Éric Girard, notre ministre des Finances, reconnaît maintenant qu’avec les impacts fiscaux des nombreux événements climatiques extrêmes de cette dernière année, « on ne peut pas passer à côté (…) il va y avoir plus d’argent pour l’adaptation aux changements climatiques ». Il parle même de mesures d’écofiscalité pour changer les habitudes de mobilité et ainsi s’attaquer aux GES du secteur des transports. (Mais ça, c’est un sujet pour un autre billet de blogue.)
Pierre Fitzgibbon, notre ministre de l’Économie, de l’Innovation et de l’Énergie, sait que la croissance de notre parc automobile est une aberration et qu’il faut le réduire de moitié. Oui, nous devons remplacer les hydrocarbures par les énergies renouvelables dans nos déplacements, mais nous ne devons pas remplacer chaque véhicule à essence par un véhicule électrique. Miser davantage sur la mobilité partagée, collective et active est la clé du succès.
François Bonnardel, notre ministre de la Sécurité publique, présent sur le terrain pour gérer les impacts des inondations majeures en Beauce jusqu’à la tempête Fiona aux Îles-de-la-Madeleine, reconnaît que son ministère doit également prendre acte de l’urgence d’agir sur les changements climatiques. « On a un constat qui est clair, net et précis : les changements climatiques nous frappent. On doit réagir, et on doit mettre les sommes conséquentes pour sécuriser le Québec », admet-il.
Cette prise de conscience est forte au gouvernement, car elle est motivée par les grosses sommes qu’on est en train de payer et qu’on projette de devoir payer à cause du dérèglement climatique.
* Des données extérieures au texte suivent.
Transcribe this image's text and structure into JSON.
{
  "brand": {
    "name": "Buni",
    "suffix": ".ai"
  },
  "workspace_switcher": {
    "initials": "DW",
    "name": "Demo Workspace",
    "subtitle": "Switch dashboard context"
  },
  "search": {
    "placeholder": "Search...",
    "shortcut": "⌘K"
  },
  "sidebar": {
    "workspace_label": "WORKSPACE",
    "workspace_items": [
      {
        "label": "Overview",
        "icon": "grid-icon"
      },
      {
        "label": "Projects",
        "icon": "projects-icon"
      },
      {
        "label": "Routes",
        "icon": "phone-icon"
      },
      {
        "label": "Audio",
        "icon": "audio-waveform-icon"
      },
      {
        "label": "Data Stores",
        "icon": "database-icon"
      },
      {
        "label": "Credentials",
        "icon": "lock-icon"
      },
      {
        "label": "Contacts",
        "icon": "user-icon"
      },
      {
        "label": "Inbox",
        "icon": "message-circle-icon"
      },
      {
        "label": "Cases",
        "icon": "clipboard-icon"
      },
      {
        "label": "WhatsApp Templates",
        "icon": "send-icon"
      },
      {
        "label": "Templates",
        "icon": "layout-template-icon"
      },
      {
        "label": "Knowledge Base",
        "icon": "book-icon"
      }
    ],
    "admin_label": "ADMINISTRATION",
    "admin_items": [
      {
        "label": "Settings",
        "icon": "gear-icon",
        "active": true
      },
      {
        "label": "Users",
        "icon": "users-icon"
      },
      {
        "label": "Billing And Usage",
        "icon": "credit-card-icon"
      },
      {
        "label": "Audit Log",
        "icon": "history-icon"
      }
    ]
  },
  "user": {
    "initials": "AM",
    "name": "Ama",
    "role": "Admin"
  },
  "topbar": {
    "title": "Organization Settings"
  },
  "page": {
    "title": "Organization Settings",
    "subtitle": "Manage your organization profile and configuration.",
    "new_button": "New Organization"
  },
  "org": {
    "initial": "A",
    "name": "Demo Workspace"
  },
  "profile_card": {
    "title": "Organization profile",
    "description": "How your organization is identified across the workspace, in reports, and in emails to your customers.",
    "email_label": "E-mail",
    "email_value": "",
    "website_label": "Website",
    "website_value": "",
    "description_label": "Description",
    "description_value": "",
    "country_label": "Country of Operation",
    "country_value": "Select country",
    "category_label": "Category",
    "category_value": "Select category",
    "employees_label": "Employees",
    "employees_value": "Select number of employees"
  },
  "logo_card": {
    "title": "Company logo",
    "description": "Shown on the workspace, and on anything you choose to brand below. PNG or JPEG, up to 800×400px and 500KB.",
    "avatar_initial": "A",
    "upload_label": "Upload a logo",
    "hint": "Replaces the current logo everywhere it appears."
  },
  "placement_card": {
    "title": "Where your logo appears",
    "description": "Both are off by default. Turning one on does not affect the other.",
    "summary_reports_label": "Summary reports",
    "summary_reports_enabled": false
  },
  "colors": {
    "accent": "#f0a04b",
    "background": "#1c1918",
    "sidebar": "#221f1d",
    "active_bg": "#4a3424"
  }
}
On ne doit plus simplement protéger l’environnement, il faut maintenant protéger le Québec. Et ça coûte cher! On voit à quel point ce n’est plus juste le ministère de l’Environnement qui doit intervenir pour gérer les impacts économiques, sociaux et environnementaux de cette réalité. Ce sont des enjeux transversaux qui nécessitent des réponses transversales.
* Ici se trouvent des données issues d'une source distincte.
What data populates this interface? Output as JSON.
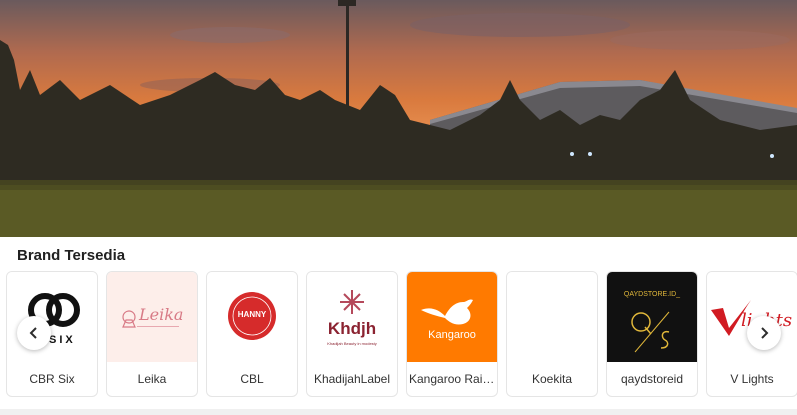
{
  "hero": {
    "icon": "sunset-photo"
  },
  "brands": {
    "title": "Brand Tersedia",
    "items": [
      {
        "name": "CBR Six",
        "logo_text": "SIX",
        "bg": "#ffffff"
      },
      {
        "name": "Leika",
        "logo_text": "Leika",
        "bg": "#fdeeea"
      },
      {
        "name": "CBL",
        "logo_text": "HANNY",
        "bg": "#ffffff"
      },
      {
        "name": "KhadijahLabel",
        "logo_text": "Khdjh",
        "logo_subtext": "Khadijah Beauty in modesty",
        "bg": "#ffffff"
      },
      {
        "name": "Kangaroo Rain...",
        "logo_text": "Kangaroo",
        "bg": "#ff7a00"
      },
      {
        "name": "Koekita",
        "logo_text": "",
        "bg": "#ffffff"
      },
      {
        "name": "qaydstoreid",
        "logo_text": "QAYDSTORE.ID_",
        "bg": "#111111"
      },
      {
        "name": "V Lights",
        "logo_text": "lights",
        "bg": "#ffffff"
      }
    ],
    "prev_icon": "chevron-left-icon",
    "next_icon": "chevron-right-icon"
  }
}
Le futur du Québec se joue maintenant
Ce n’est pas le développement industriel dans le secteur de la batterie de véhicules qui va nous sauver. Ce sont les grandes décisions sur la façon dont nous aménageons notre territoire et nos villes, de sorte que tous les individus, toutes les familles, toutes les entreprises, toutes les organisations et instances politiques puissent réussir à bien vivre tout en ayant une plus petite empreinte environnementale et énergétique. C’est la mise à jour de nos priorités au sujet de notre précieuse énergie hydroélectrique renouvelable. C’est de statuer sur ce qu’on fait (ou ne fait pas) avec nos forêts, nos cours d’eau, nos terres agricoles nourricières qui captent le carbone. Malheureusement, on ne peut pas toujours tout concilier — il faut faire des choix.Le gouvernement encaisse maintenant le choc que représente la réalité des changements climatiques. Il a le dos au mur. On doit continuer de foncer, de taper sur les clous, de mettre de la pression. Car nos idées cheminent, et le gouvernement réalise maintenant à quel point il doit les considérer.